Today is Valentine’s Day. What better way to celebrate than to discuss flower miles… Could they be featured on product labels to reduce the environmental impact of these goods?

Joseph Muchemi, the Kenyan high commissioner to Britain, said: “‘Food miles’ is a valuable concept but it must be looked at in the whole. It is neither fair nor sustainable to stigmatise certain goods purely on the basis that they have been freighted by air. ‘Food miles’, or the distance food has travelled, is on its own not a reliable indicator of the environmental impact of food transport.”

It is certainly the case that the distance travelled by a product is only one component of its ecological impact. At a minimum, the exact transport mechanisms used and the amount of other goods carried at the same time need to be taken into account.

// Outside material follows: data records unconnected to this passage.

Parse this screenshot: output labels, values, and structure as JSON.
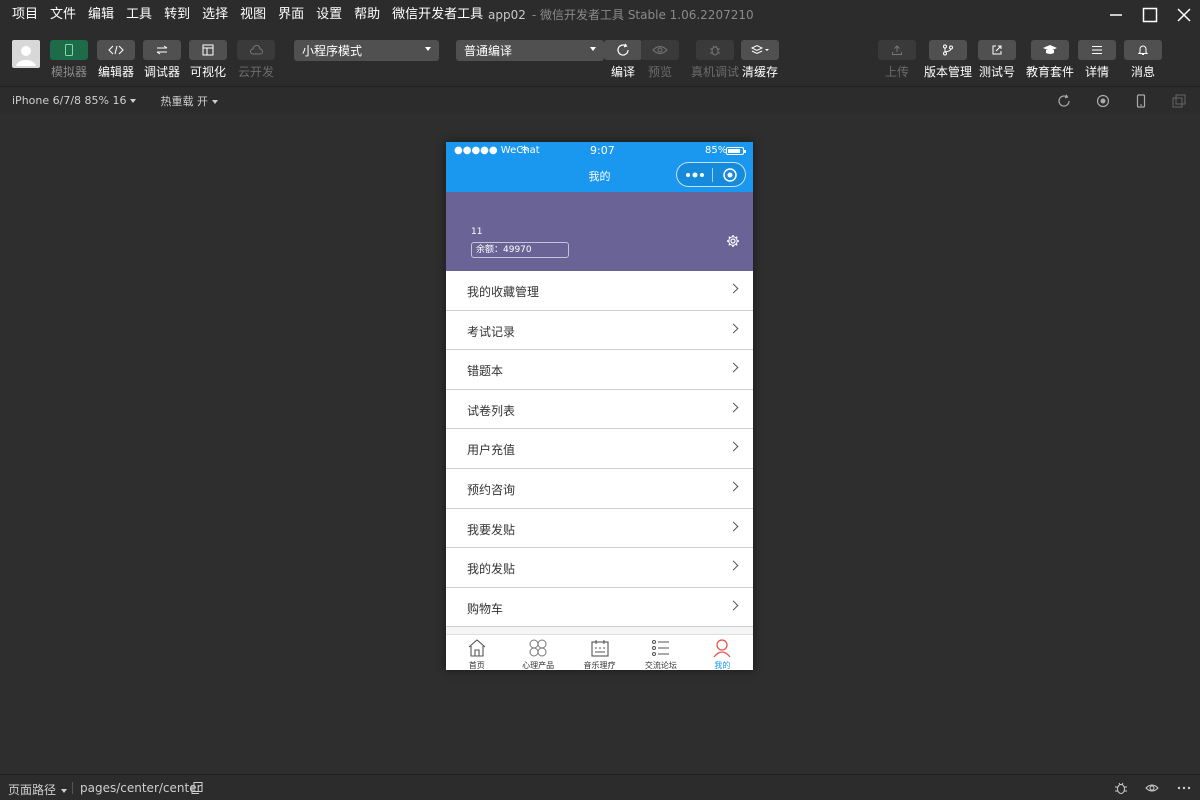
{
  "menubar": {
    "items": [
      "项目",
      "文件",
      "编辑",
      "工具",
      "转到",
      "选择",
      "视图",
      "界面",
      "设置",
      "帮助",
      "微信开发者工具"
    ],
    "project_name": "app02",
    "app_title": "- 微信开发者工具 Stable 1.06.2207210"
  },
  "toolbar": {
    "simulator": "模拟器",
    "editor": "编辑器",
    "debugger": "调试器",
    "visual": "可视化",
    "cloud": "云开发",
    "mode_select": "小程序模式",
    "compile_select": "普通编译",
    "compile": "编译",
    "preview": "预览",
    "remote_debug": "真机调试",
    "clear_cache": "清缓存",
    "upload": "上传",
    "version": "版本管理",
    "test_account": "测试号",
    "edu_kit": "教育套件",
    "details": "详情",
    "messages": "消息"
  },
  "devbar": {
    "device": "iPhone 6/7/8 85% 16",
    "hot_reload": "热重载 开"
  },
  "phone": {
    "carrier": "●●●●● WeChat",
    "time": "9:07",
    "battery": "85%",
    "battery_level": 0.85,
    "nav_title": "我的",
    "username": "11",
    "balance": "余额：49970",
    "menu": [
      "我的收藏管理",
      "考试记录",
      "错题本",
      "试卷列表",
      "用户充值",
      "预约咨询",
      "我要发贴",
      "我的发贴",
      "购物车"
    ],
    "tabs": [
      "首页",
      "心理产品",
      "音乐理疗",
      "交流论坛",
      "我的"
    ],
    "active_tab": "我的",
    "colors": {
      "nav": "#1a97ee",
      "profile": "#6a6496",
      "active_tab": "#1a97ee"
    }
  },
  "bottombar": {
    "path_label": "页面路径",
    "path": "pages/center/center"
  }
}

UK International Development Secretary Hilary Benn said:

“Recent research shows that flowers flown from Africa can use less energy overall than those produced in Europe because they’re not grown in heated greenhouses.

“So, this Valentine’s day, you can be a romantic, reduce your environmental impact and help make poverty history. This is about social justice and making it easier, not harder, for African people to make a decent living.”

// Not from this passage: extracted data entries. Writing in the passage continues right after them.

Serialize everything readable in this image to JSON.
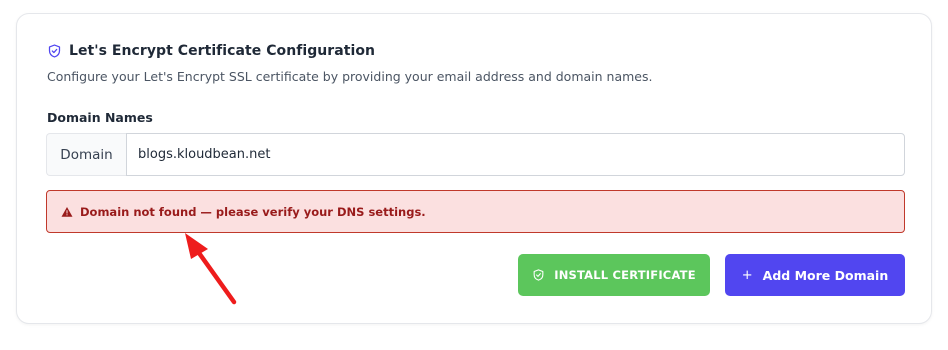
{
  "card": {
    "title": "Let's Encrypt Certificate Configuration",
    "title_icon": "shield-check-icon",
    "subtitle": "Configure your Let's Encrypt SSL certificate by providing your email address and domain names."
  },
  "domain_field": {
    "label": "Domain Names",
    "addon": "Domain",
    "value": "blogs.kloudbean.net",
    "placeholder": ""
  },
  "alert": {
    "icon": "warning-triangle-icon",
    "message": "Domain not found — please verify your DNS settings.",
    "color": "#991b1b",
    "background": "#fbe0e0"
  },
  "buttons": {
    "install": {
      "label": "INSTALL CERTIFICATE",
      "icon": "shield-check-icon",
      "color": "#5cc65c"
    },
    "add_domain": {
      "label": "Add More Domain",
      "icon": "plus-icon",
      "plus": "+",
      "color": "#5146f0"
    }
  },
  "annotation": {
    "icon": "red-arrow-icon",
    "color": "#ee1c1c"
  }
}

This “total energy used” metric has also been used in recent research to show that tomatoes grown outdoors in Spain then flown to the UK are responsible for fewer carbon emissions than UK tomatoes grown in heated greenhouses. UK Environment Secretary David Miliband has blogged his views on this work. However, there are also other factors to consider:

Thousands of workers who have flocked to the shores of Lake Naivasha to work in the flower-growing areas are placing enormous strain on the local ecology, such that the lake could soon be polluted beyond use and have all but dried up in the next 10 to 15 years.

David Harper, a University of Leicester ecologist, says the flower trade is devastating the area. “The lake is being destroyed at an alarming rate by the sheer pressure of people on it.” He does not advocate boycotting Kenyan flowers but wants to see a “Fair Trade” system and “Fair Planet” label to highlight the problem. Its profits would be used to improve the lake’s environment, he says.

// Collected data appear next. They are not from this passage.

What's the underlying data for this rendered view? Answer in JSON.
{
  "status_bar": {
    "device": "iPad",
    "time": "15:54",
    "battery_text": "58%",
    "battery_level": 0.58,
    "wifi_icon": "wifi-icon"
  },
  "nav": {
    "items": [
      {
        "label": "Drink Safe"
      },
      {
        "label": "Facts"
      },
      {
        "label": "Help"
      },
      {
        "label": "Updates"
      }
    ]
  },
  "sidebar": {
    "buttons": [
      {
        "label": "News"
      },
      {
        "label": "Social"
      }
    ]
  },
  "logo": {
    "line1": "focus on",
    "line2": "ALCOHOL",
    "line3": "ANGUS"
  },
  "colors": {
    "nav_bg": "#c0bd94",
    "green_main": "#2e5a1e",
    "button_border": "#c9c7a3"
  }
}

In such a complex debate, where government intervention is politically unlikely and individuals will value developmental and environmental factors differently, can we give consumers all of this information so that they can make their own minds up?

2 Responses to “Flowers, food miles and labelling”

  1. ed says:

    Have just written a paper a term paper on “The negative development impacts of a “food miles” approach to agriculture”. Covers food miles, agriculture, relocalisation, etc. Find it here:

    http://ed.acrewoods.net/node/177

    It is directly relevant to your blog post. Hope you find it interesting.

    Comments/feedback would also be welcome.

    Best,

    Ed

  2. Ian Brown says:

    Thanks Ed – I look forward to reading your paper in the next couple of weeks when I have a moment. Looks very interesting.